After the death of Darius, Phrataphernes surrendered voluntarily to Alexander the Great, by whom he was kindly received, and appears to have been shortly after reinstated in his satrapy. At least he is termed by Arrian satrap of Parthia, during the advance of Alexander against Bessus, when he was detached by the king, together with Erigyius and Caranus to crush the revolt of Satibarzanes, in Aria (329 BC). He rejoined the king at Zariaspa in 328 BC. The next winter (328-327 BC), during the stay of Alexander at Nautaca, Phrataphernes was again despatched to reduce the disobedient satrap of the Mardi and Tapuri, Autophradates, a service which he successfully performed, and brought the rebel as a captive to the king, by whom he was subsequently put to death. He rejoined Alexander in India, shortly after the defeat of Porus, but he seems to have again returned to his satrapy, from whence we find him sending his son Pharasmanes with a large train of camels and beasts of burden, laden with provisions for the supply of the army during the toilsome march through Gedrosia.

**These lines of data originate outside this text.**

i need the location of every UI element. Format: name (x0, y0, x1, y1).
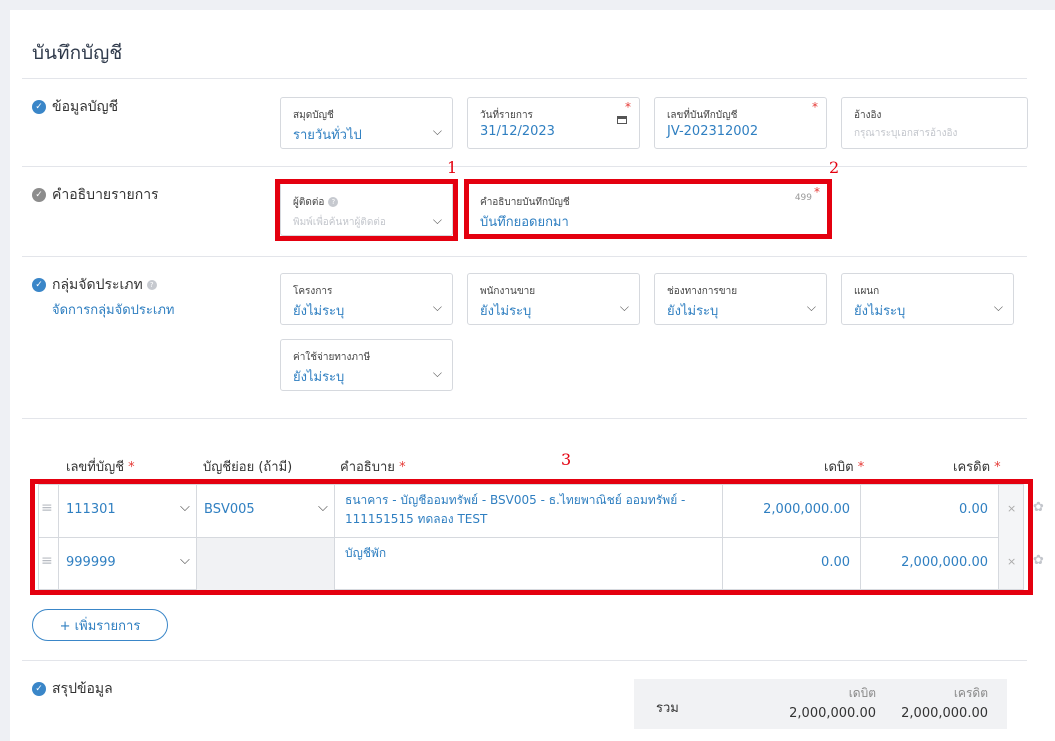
field-value: ยังไม่ระบุ (293, 370, 345, 385)
divider (22, 660, 1027, 661)
check-circle-icon: ✓ (32, 278, 46, 292)
page-title: บันทึกบัญชี (32, 42, 123, 64)
field-value: ยังไม่ระบุ (854, 304, 906, 319)
field-value: ยังไม่ระบุ (293, 304, 345, 319)
doc-number-field[interactable]: * เลขที่บันทึกบัญชี JV-202312002 (654, 97, 827, 149)
chevron-down-icon: ⌵ (619, 300, 629, 314)
reference-field[interactable]: อ้างอิง กรุณาระบุเอกสารอ้างอิง (841, 97, 1028, 149)
section-label: ข้อมูลบัญชี (52, 99, 119, 115)
field-value: 31/12/2023 (480, 124, 555, 139)
summary-credit-total: 2,000,000.00 (901, 706, 988, 721)
tax-expense-select[interactable]: ค่าใช้จ่ายทางภาษี ยังไม่ระบุ ⌵ (280, 339, 453, 391)
section-description: ✓ คำอธิบายรายการ (32, 184, 159, 206)
field-value: ยังไม่ระบุ (667, 304, 719, 319)
salesperson-select[interactable]: พนักงานขาย ยังไม่ระบุ ⌵ (467, 273, 640, 325)
section-account-info: ✓ ข้อมูลบัญชี (32, 96, 118, 118)
field-label: พนักงานขาย (480, 286, 536, 297)
settings-icon[interactable]: ✿ (1033, 553, 1044, 568)
chevron-down-icon: ⌵ (993, 300, 1003, 314)
project-select[interactable]: โครงการ ยังไม่ระบุ ⌵ (280, 273, 453, 325)
field-label: เลขที่บันทึกบัญชี (667, 110, 738, 121)
chevron-down-icon: ⌵ (806, 300, 816, 314)
check-circle-icon: ✓ (32, 682, 46, 696)
check-circle-icon: ✓ (32, 188, 46, 202)
date-field[interactable]: * วันที่รายการ 31/12/2023 (467, 97, 640, 149)
field-label: แผนก (854, 286, 880, 297)
manage-groups-link[interactable]: จัดการกลุ่มจัดประเภท (52, 299, 174, 320)
required-mark: * (625, 100, 631, 114)
department-select[interactable]: แผนก ยังไม่ระบุ ⌵ (841, 273, 1014, 325)
annotation-number-1: 1 (447, 158, 458, 177)
section-summary: ✓ สรุปข้อมูล (32, 678, 113, 700)
field-placeholder: กรุณาระบุเอกสารอ้างอิง (854, 128, 958, 139)
chevron-down-icon: ⌵ (432, 300, 442, 314)
check-circle-icon: ✓ (32, 100, 46, 114)
highlight-box-1 (275, 179, 458, 241)
field-label: อ้างอิง (854, 110, 882, 121)
header-debit: เดบิต * (824, 460, 865, 475)
annotation-number-3: 3 (561, 450, 572, 469)
section-grouping: ✓ กลุ่มจัดประเภท ? (32, 274, 157, 296)
field-label: ค่าใช้จ่ายทางภาษี (293, 352, 371, 363)
section-label: คำอธิบายรายการ (52, 187, 159, 203)
divider (22, 166, 1027, 167)
section-label: กลุ่มจัดประเภท (52, 277, 143, 293)
chevron-down-icon: ⌵ (432, 124, 442, 138)
field-value: JV-202312002 (667, 124, 759, 139)
section-label: สรุปข้อมูล (52, 681, 113, 697)
chevron-down-icon: ⌵ (432, 366, 442, 380)
field-label: วันที่รายการ (480, 110, 533, 121)
summary-credit-label: เครดิต (953, 686, 988, 700)
header-account: เลขที่บัญชี * (66, 460, 135, 475)
total-label: รวม (656, 701, 679, 716)
field-label: ช่องทางการขาย (667, 286, 738, 297)
sales-channel-select[interactable]: ช่องทางการขาย ยังไม่ระบุ ⌵ (654, 273, 827, 325)
field-value: รายวันทั่วไป (293, 128, 362, 143)
help-icon[interactable]: ? (146, 280, 157, 290)
required-mark: * (812, 100, 818, 114)
highlight-box-3 (30, 479, 1033, 595)
settings-icon[interactable]: ✿ (1033, 500, 1044, 515)
annotation-number-2: 2 (829, 158, 840, 177)
divider (22, 256, 1027, 257)
field-label: สมุดบัญชี (293, 110, 334, 121)
add-line-button[interactable]: + เพิ่มรายการ (32, 609, 168, 641)
field-label: โครงการ (293, 286, 333, 297)
field-value: ยังไม่ระบุ (480, 304, 532, 319)
summary-debit-total: 2,000,000.00 (789, 706, 876, 721)
journal-select[interactable]: สมุดบัญชี รายวันทั่วไป ⌵ (280, 97, 453, 149)
header-description: คำอธิบาย * (340, 460, 406, 475)
divider (22, 78, 1027, 79)
divider (22, 418, 1027, 419)
header-sub-account: บัญชีย่อย (ถ้ามี) (203, 460, 293, 475)
summary-debit-label: เดบิต (848, 686, 876, 700)
calendar-icon[interactable] (617, 116, 627, 124)
header-credit: เครดิต * (953, 460, 1001, 475)
highlight-box-2 (464, 179, 832, 239)
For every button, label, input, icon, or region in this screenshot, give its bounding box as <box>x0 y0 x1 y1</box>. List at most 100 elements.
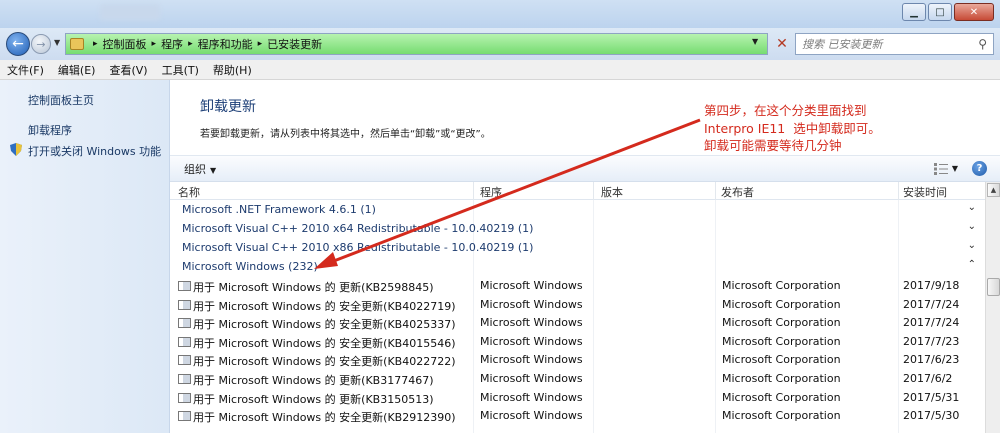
cell-name: 用于 Microsoft Windows 的 安全更新(KB4022722) <box>193 355 456 369</box>
update-package-icon <box>178 299 191 310</box>
breadcrumb-item[interactable]: 控制面板 <box>103 36 147 52</box>
group-header[interactable]: Microsoft Visual C++ 2010 x64 Redistribu… <box>170 219 985 238</box>
sidebar-item-windows-features[interactable]: 打开或关闭 Windows 功能 <box>28 143 161 159</box>
organize-caret-icon: ▼ <box>210 165 217 175</box>
group-label: Microsoft Visual C++ 2010 x86 Redistribu… <box>182 241 534 254</box>
cell-publisher: Microsoft Corporation <box>722 372 841 385</box>
cell-date: 2017/5/30 <box>903 409 960 423</box>
breadcrumb-item[interactable]: 已安装更新 <box>267 36 322 52</box>
table-row[interactable]: 用于 Microsoft Windows 的 更新(KB2598845) Micr… <box>170 277 985 296</box>
breadcrumb: ▸ 控制面板 ▸ 程序 ▸ 程序和功能 ▸ 已安装更新 <box>88 36 322 52</box>
column-divider[interactable] <box>593 182 594 200</box>
organize-label: 组织 <box>184 162 206 176</box>
expand-chevron-icon[interactable]: ⌄ <box>968 221 976 232</box>
breadcrumb-separator-icon[interactable]: ▸ <box>188 39 193 49</box>
group-header[interactable]: Microsoft .NET Framework 4.6.1 (1) ⌄ <box>170 200 985 219</box>
cell-program: Microsoft Windows <box>480 372 583 385</box>
forward-button[interactable]: → <box>31 34 51 54</box>
scrollbar-thumb[interactable] <box>987 278 1000 296</box>
menu-item[interactable]: 帮助(H) <box>206 62 259 78</box>
table-row[interactable]: 用于 Microsoft Windows 的 安全更新(KB4015546) Mi… <box>170 333 985 352</box>
group-header[interactable]: Microsoft Windows (232) ⌃ <box>170 257 985 276</box>
column-divider[interactable] <box>898 182 899 200</box>
menu-item[interactable]: 查看(V) <box>102 62 154 78</box>
cell-date: 2017/5/31 <box>903 390 960 404</box>
command-bar: 组织 ▼ ▼ ? <box>170 155 1000 182</box>
cell-publisher: Microsoft Corporation <box>722 297 841 311</box>
table-row[interactable]: 用于 Microsoft Windows 的 安全更新(KB4022722) Mi… <box>170 351 985 370</box>
cell-date: 2017/7/24 <box>903 297 960 311</box>
table-row[interactable]: 用于 Microsoft Windows 的 更新(KB3150513) Micr… <box>170 389 985 408</box>
cell-date: 2017/6/23 <box>903 353 960 367</box>
breadcrumb-separator-icon[interactable]: ▸ <box>93 39 98 49</box>
column-header-install-date[interactable]: 安装时间 <box>903 184 947 200</box>
cell-name: 用于 Microsoft Windows 的 更新(KB2598845) <box>193 281 434 294</box>
title-bar: ▁ □ ✕ <box>0 0 1000 28</box>
group-header[interactable]: Microsoft Visual C++ 2010 x86 Redistribu… <box>170 238 985 257</box>
page-description: 若要卸载更新，请从列表中将其选中，然后单击“卸载”或“更改”。 <box>200 129 491 140</box>
update-package-icon <box>178 374 191 384</box>
cell-program: Microsoft Windows <box>480 297 583 311</box>
cell-publisher: Microsoft Corporation <box>722 334 841 348</box>
stop-button[interactable]: ✕ <box>771 33 793 55</box>
update-package-icon <box>178 355 191 366</box>
help-icon[interactable]: ? <box>972 161 987 176</box>
scroll-up-button[interactable]: ▲ <box>987 183 1000 197</box>
breadcrumb-separator-icon[interactable]: ▸ <box>152 39 157 49</box>
minimize-button[interactable]: ▁ <box>902 3 926 21</box>
cell-name: 用于 Microsoft Windows 的 安全更新(KB2912390) <box>193 411 456 425</box>
menu-item[interactable]: 文件(F) <box>0 62 51 78</box>
maximize-button[interactable]: □ <box>928 3 952 21</box>
column-header-publisher[interactable]: 发布者 <box>721 184 754 200</box>
task-pane: 控制面板主页 卸载程序 打开或关闭 Windows 功能 <box>0 80 170 433</box>
sidebar-item-uninstall-program[interactable]: 卸载程序 <box>28 122 72 138</box>
group-label: Microsoft Windows (232) <box>182 260 318 273</box>
cell-program: Microsoft Windows <box>480 409 583 423</box>
table-row[interactable]: 用于 Microsoft Windows 的 更新(KB3177467) Micr… <box>170 370 985 389</box>
window-controls: ▁ □ ✕ <box>902 3 994 21</box>
page-title: 卸载更新 <box>200 99 256 115</box>
recent-pages-dropdown[interactable]: ▼ <box>54 38 60 47</box>
menu-item[interactable]: 工具(T) <box>155 62 206 78</box>
expand-chevron-icon[interactable]: ⌄ <box>968 240 976 251</box>
cell-date: 2017/7/23 <box>903 334 960 348</box>
update-package-icon <box>178 281 191 291</box>
search-icon[interactable]: ⚲ <box>978 37 987 51</box>
cell-publisher: Microsoft Corporation <box>722 279 841 292</box>
breadcrumb-item[interactable]: 程序 <box>161 36 183 52</box>
column-divider[interactable] <box>715 182 716 200</box>
vertical-scrollbar[interactable]: ▲ <box>985 182 1000 433</box>
column-header-name[interactable]: 名称 <box>178 184 200 200</box>
address-dropdown[interactable]: ▼ <box>752 37 758 46</box>
collapse-chevron-icon[interactable]: ⌃ <box>968 259 976 270</box>
column-headers: 名称 程序 版本 发布者 安装时间 <box>170 182 985 200</box>
table-row[interactable]: 用于 Microsoft Windows 的 安全更新(KB2912390) Mi… <box>170 407 985 426</box>
cell-name: 用于 Microsoft Windows 的 安全更新(KB4025337) <box>193 318 456 332</box>
cell-program: Microsoft Windows <box>480 353 583 367</box>
organize-button[interactable]: 组织 ▼ <box>184 161 216 177</box>
menu-item[interactable]: 编辑(E) <box>51 62 103 78</box>
update-package-icon <box>178 318 191 329</box>
back-button[interactable]: ← <box>6 32 30 56</box>
table-row[interactable]: 用于 Microsoft Windows 的 安全更新(KB4025337) Mi… <box>170 314 985 333</box>
expand-chevron-icon[interactable]: ⌄ <box>968 202 976 213</box>
cell-name: 用于 Microsoft Windows 的 更新(KB3150513) <box>193 392 434 406</box>
breadcrumb-item[interactable]: 程序和功能 <box>198 36 253 52</box>
view-options-icon[interactable] <box>934 163 948 175</box>
shield-icon <box>10 143 22 156</box>
close-button[interactable]: ✕ <box>954 3 994 21</box>
column-header-version[interactable]: 版本 <box>601 184 623 200</box>
breadcrumb-separator-icon[interactable]: ▸ <box>258 39 263 49</box>
search-input[interactable]: 搜索 已安装更新 ⚲ <box>795 33 994 55</box>
update-package-icon <box>178 411 191 422</box>
cell-name: 用于 Microsoft Windows 的 安全更新(KB4015546) <box>193 336 456 350</box>
column-divider[interactable] <box>473 182 474 200</box>
sidebar-item-control-panel-home[interactable]: 控制面板主页 <box>28 92 94 108</box>
table-row[interactable]: 用于 Microsoft Windows 的 安全更新(KB4022719) Mi… <box>170 296 985 315</box>
column-header-program[interactable]: 程序 <box>480 184 502 200</box>
cell-program: Microsoft Windows <box>480 390 583 404</box>
cell-program: Microsoft Windows <box>480 316 583 330</box>
update-package-icon <box>178 336 191 347</box>
view-dropdown-icon[interactable]: ▼ <box>952 164 958 173</box>
address-bar[interactable]: ▸ 控制面板 ▸ 程序 ▸ 程序和功能 ▸ 已安装更新 <box>65 33 768 55</box>
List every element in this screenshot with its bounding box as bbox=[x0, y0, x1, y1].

From this time we hear no more of him until after the death of Alexander (323 BC). In the first division of the provinces consequent on that event, the Partition of Babylon (323 BC), he retained his government, but it is probable that he died prior to the second partition at Triparadisus (321 BC), as on that occasion we find the satrapy of Parthia bestowed on Philip, who had been previously governor of Sogdiana.